Service A team writes:
  "I call GET /orders/{id} and expect { id, status, total }"

Service B CI runs:
  "Does GET /orders/{id} still return { id, status, total }? YES → ok to deploy"
  "Did we rename 'total' to 'amount'? NO → contract broken → CI fails"

When Pact is worth introducing:

Multiple teams where the consumer and provider teams are different
APIs change frequently and cross-team coordination is a bottleneck
You can’t easily run all services together for integration tests

When Pact is overkill:

Small team where you own all services — coordinate the change directly
The API is very stable — overhead of maintaining contracts exceeds the bug-catching value
You already have reliable E2E tests covering the integrations

The EM conversation: “Pact is valuable when ‘did I break someone?’ is a real question. If the answer is always ‘ask the team in Slack,’ Pact adds process that manual coordination can handle. At scale, it replaces manual coordination.”

Coverage: How Much Is Enough?

The honest answer: 100% code coverage mandates are often counterproductive. Coverage measures lines executed, not behavior validated. You can have 100% coverage with tests that assert nothing meaningful.

What coverage does tell you:

Areas of the codebase with zero tests — genuine risk
Paths that are never executed in tests — good candidates for review

What coverage doesn’t tell you:

Whether the tests are testing the right behavior
Whether the tested behavior is correct
Whether edge cases are handled

The pragmatic threshold:

New code should have tests for its intended behavior and error paths
A coverage drop on a PR should trigger a review, not a hard failure
Business-critical paths (checkout, payments, auth) should have higher coverage than admin utilities
Legacy code: don’t mandate coverage; add tests when you touch a file (Boy Scout Rule)

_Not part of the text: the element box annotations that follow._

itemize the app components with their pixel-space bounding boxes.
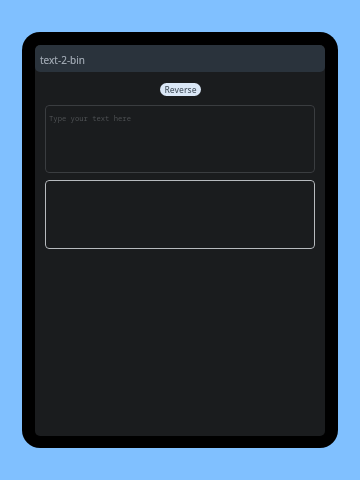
button[interactable]: Type your text here (45, 105, 315, 173)
staticText: Type your text here (49, 113, 131, 123)
staticText: Reverse (160, 84, 201, 96)
staticText: text-2-bin (40, 53, 86, 67)
button[interactable]: Reverse (160, 83, 201, 96)
button[interactable]: Converted output (45, 180, 315, 249)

Pushing back on “100% coverage” mandates: “Coverage is a proxy metric, not a goal. We should be asking ‘are the critical behaviors tested?’ not ‘is every line executed?’ I’d rather have 70% coverage with tests that actually validate correctness than 100% coverage with tests that check implementation details.”

Testing Distributed Systems

Testing a distributed system is qualitatively harder than testing a monolith. The failure modes you need to test don’t show up in unit tests: network partitions, timeouts, duplicate messages, out-of-order events.

Testcontainers for realistic integration: Real Kafka, real Postgres, real Redis. Tests reflect what actually runs in production, not in-memory mocks that behave differently.

Chaos testing: Randomly inject failures in a controlled environment — kill a pod, add latency, drop network packets. Chaos Monkey, Chaos Mesh, AWS Fault Injection Simulator. The goal: discover failure modes before users do. Run in pre-prod, not in prod (until you’re mature).

Contract tests for service boundaries: Pact for API contracts. Reduces E2E test dependency.

Consumer-side stub servers: Wiremock or MockServer — run a stub that returns pre-recorded responses from the real service. Useful for testing a consumer in isolation without the real service.

The hardest thing to test: “What happens when message X arrives twice?” “What happens when the DB is down for 30 seconds mid-operation?” These scenarios require intentional fault injection in tests.

The EM stance on test investment: The most valuable tests are the ones that catch bugs before production and run fast enough to not be skipped. A 30-minute CI pipeline that flaps 20% of the time is worse than a 5-minute pipeline with 80% coverage that everyone trusts. Invest in test stability and speed before coverage percentage.